Why am I establishing such a baseline of thought in this post? Well, because I took my daughter and a couple of friends to the mall this past weekend. I spent the afternoon with 3 young teenage girls giggling and chattering in a foreign tongue. Well, it might as well have been foreign. I couldn't understand most of it.
But you know, thinking back on it, I now know they didn't really use words most of the time, or at least not real words. They would make noises and hand gestures and all three would burst into giggles. I started imagining it like a nature documentary:
Jim followed the pack of females in their natural habitat and studied their primitive communication abilities. There is no clear leader in the pack and at times will demonstrate random flocking behavior. Once they have eyed their prey, they all go on alert and their posture changes. Watching them, I feel somewhat sorry for the store clerks that they are about to pounce on. But we must remind ourselves that this is just the food chain out here in the wild malls of the American wasteland.
Well, anyway the shopping excursion was at least entertaining from the standpoint of watching the girls just be girls and do girl things. I just kind of remained in the shadows, trying not to embarrass them and producing my wallet when called on.
But after the mall, I found myself at the movie theater. And what did we see? Batman Begins just opened. Did we see that? No. Star Wars is still playing. Did we see that? No. I saw the teenage girl movie of the summer: The Sisterhood of the Traveling Pants.
Yes I watched it. And I have to admit, I actually liked it. Now there is plenty that as a man I found too laden with estrogen to really get. But as a father, I watched it from a different perspective. The perspective of teenage girls trying to overcome emotional pain and just trying to grow up in sometimes difficult circumstances. There are some positives to that movie. And there are some negatives. But since I am about seeing the positives more often lately, I will stick with those.

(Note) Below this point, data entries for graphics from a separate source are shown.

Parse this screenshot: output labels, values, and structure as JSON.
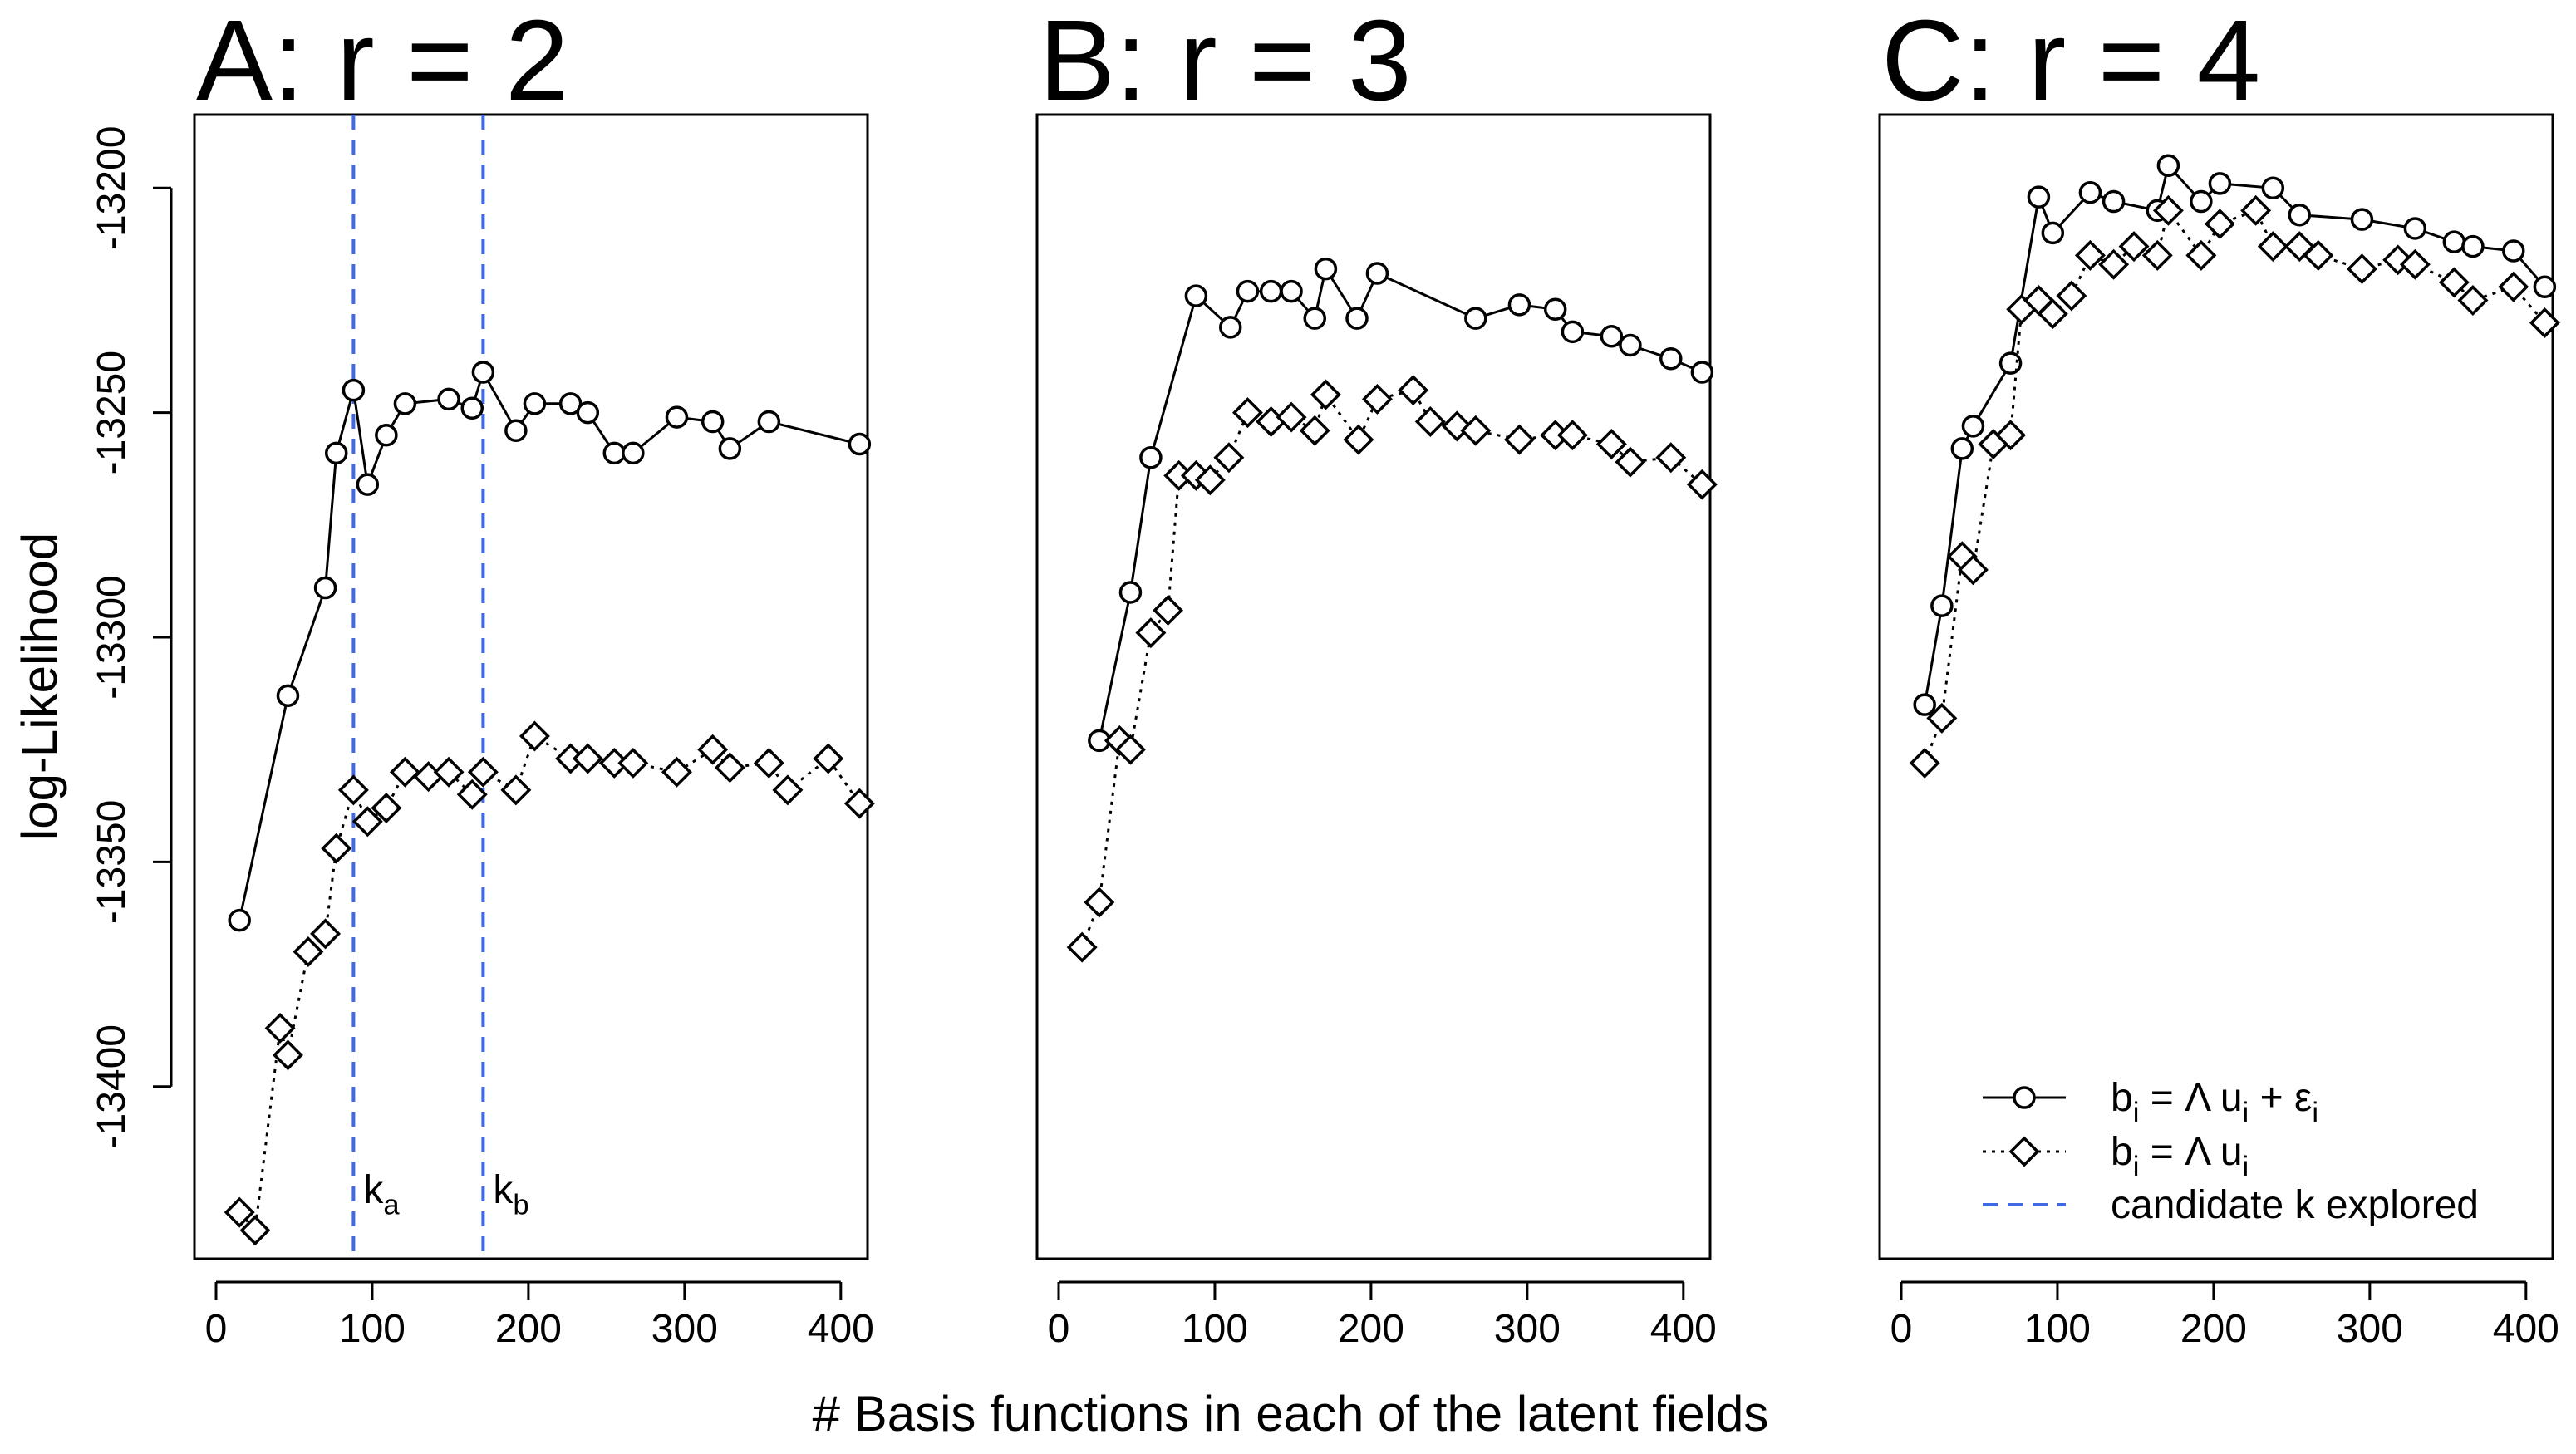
{
  "figure": {
    "ylabel": "log-Likelihood",
    "xlabel": "# Basis functions in each of the latent fields"
  },
  "legend": {
    "entries": [
      {
        "key": "with_eps",
        "base": "b",
        "sub": "i",
        "mid": " = Λ u",
        "sub2": "i",
        "tail": " + ε",
        "sub3": "i"
      },
      {
        "key": "no_eps",
        "base": "b",
        "sub": "i",
        "mid": " = Λ u",
        "sub2": "i",
        "tail": "",
        "sub3": ""
      },
      {
        "key": "candidate",
        "text": "candidate k explored"
      }
    ]
  },
  "annotations": {
    "ka": {
      "base": "k",
      "sub": "a"
    },
    "kb": {
      "base": "k",
      "sub": "b"
    }
  },
  "colors": {
    "candidate_line": "#4169E1",
    "series": "#000000"
  },
  "chart_data": [
    {
      "type": "line",
      "panel_title": "A: r = 2",
      "xlim": [
        0,
        415
      ],
      "ylim": [
        -13435,
        -13187
      ],
      "xticks": [
        0,
        100,
        200,
        300,
        400
      ],
      "yticks": [
        -13200,
        -13250,
        -13300,
        -13350,
        -13400
      ],
      "vlines": [
        {
          "x": 88,
          "label": "ka"
        },
        {
          "x": 171,
          "label": "kb"
        }
      ],
      "series": [
        {
          "key": "with_eps",
          "marker": "circle",
          "dash": "solid",
          "x": [
            15,
            46,
            70,
            77,
            88,
            97,
            109,
            121,
            149,
            164,
            171,
            192,
            204,
            227,
            238,
            255,
            267,
            295,
            318,
            329,
            354,
            412
          ],
          "y": [
            -13363,
            -13313,
            -13289,
            -13259,
            -13245,
            -13266,
            -13255,
            -13248,
            -13247,
            -13249,
            -13241,
            -13254,
            -13248,
            -13248,
            -13250,
            -13259,
            -13259,
            -13251,
            -13252,
            -13258,
            -13252,
            -13257
          ]
        },
        {
          "key": "no_eps",
          "marker": "diamond",
          "dash": "dotted",
          "x": [
            15,
            25,
            41,
            46,
            59,
            70,
            77,
            88,
            97,
            109,
            121,
            136,
            149,
            164,
            171,
            192,
            204,
            227,
            238,
            255,
            267,
            295,
            318,
            329,
            354,
            366,
            392,
            412
          ],
          "y": [
            -13428,
            -13432,
            -13387,
            -13393,
            -13370,
            -13366,
            -13347,
            -13334,
            -13341,
            -13338,
            -13330,
            -13331,
            -13330,
            -13335,
            -13330,
            -13334,
            -13322,
            -13327,
            -13327,
            -13328,
            -13328,
            -13330,
            -13325,
            -13329,
            -13328,
            -13334,
            -13327,
            -13337
          ]
        }
      ]
    },
    {
      "type": "line",
      "panel_title": "B: r = 3",
      "xlim": [
        0,
        415
      ],
      "ylim": [
        -13435,
        -13187
      ],
      "xticks": [
        0,
        100,
        200,
        300,
        400
      ],
      "series": [
        {
          "key": "with_eps",
          "marker": "circle",
          "dash": "solid",
          "x": [
            26,
            46,
            59,
            88,
            110,
            121,
            136,
            149,
            164,
            171,
            191,
            204,
            267,
            295,
            318,
            329,
            354,
            366,
            392,
            412
          ],
          "y": [
            -13323,
            -13290,
            -13260,
            -13224,
            -13231,
            -13223,
            -13223,
            -13223,
            -13229,
            -13218,
            -13229,
            -13219,
            -13229,
            -13226,
            -13227,
            -13232,
            -13233,
            -13235,
            -13238,
            -13241
          ]
        },
        {
          "key": "no_eps",
          "marker": "diamond",
          "dash": "dotted",
          "x": [
            15,
            26,
            39,
            46,
            59,
            70,
            77,
            88,
            97,
            109,
            121,
            136,
            149,
            164,
            171,
            192,
            204,
            227,
            238,
            255,
            267,
            295,
            318,
            329,
            354,
            366,
            392,
            412
          ],
          "y": [
            -13369,
            -13359,
            -13323,
            -13325,
            -13299,
            -13294,
            -13264,
            -13264,
            -13265,
            -13260,
            -13250,
            -13252,
            -13251,
            -13254,
            -13246,
            -13256,
            -13247,
            -13245,
            -13252,
            -13253,
            -13254,
            -13256,
            -13255,
            -13255,
            -13257,
            -13261,
            -13260,
            -13266
          ]
        }
      ]
    },
    {
      "type": "line",
      "panel_title": "C: r = 4",
      "xlim": [
        0,
        415
      ],
      "ylim": [
        -13435,
        -13187
      ],
      "xticks": [
        0,
        100,
        200,
        300,
        400
      ],
      "series": [
        {
          "key": "with_eps",
          "marker": "circle",
          "dash": "solid",
          "x": [
            15,
            26,
            39,
            46,
            70,
            88,
            97,
            121,
            136,
            164,
            171,
            192,
            204,
            238,
            255,
            295,
            329,
            354,
            366,
            392,
            412
          ],
          "y": [
            -13315,
            -13293,
            -13258,
            -13253,
            -13239,
            -13202,
            -13210,
            -13201,
            -13203,
            -13205,
            -13195,
            -13203,
            -13199,
            -13200,
            -13206,
            -13207,
            -13209,
            -13212,
            -13213,
            -13214,
            -13222
          ]
        },
        {
          "key": "no_eps",
          "marker": "diamond",
          "dash": "dotted",
          "x": [
            15,
            26,
            39,
            46,
            59,
            70,
            77,
            88,
            97,
            109,
            121,
            136,
            149,
            164,
            171,
            192,
            204,
            227,
            238,
            255,
            267,
            295,
            318,
            329,
            354,
            366,
            392,
            412
          ],
          "y": [
            -13328,
            -13318,
            -13282,
            -13285,
            -13257,
            -13255,
            -13227,
            -13225,
            -13228,
            -13224,
            -13215,
            -13217,
            -13213,
            -13215,
            -13205,
            -13215,
            -13208,
            -13205,
            -13213,
            -13213,
            -13215,
            -13218,
            -13216,
            -13217,
            -13221,
            -13225,
            -13222,
            -13230
          ]
        }
      ]
    }
  ]
}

Fathers, take your daughters shopping. Take them to the movies. Be involved. Listen to them. And maybe they will never have to make a movie about their messed up teen years :-)
1 comment:
I hate shopping but I love, every now and then, take my 10 year old daughter shopping. I just let her pick anything she wants, we go to the dressing room and I just stand there and watch. The process is totally amazing. We almost never buy anything. This process is really for her to see what kind of person she is and I think I will always remember these shopping trips.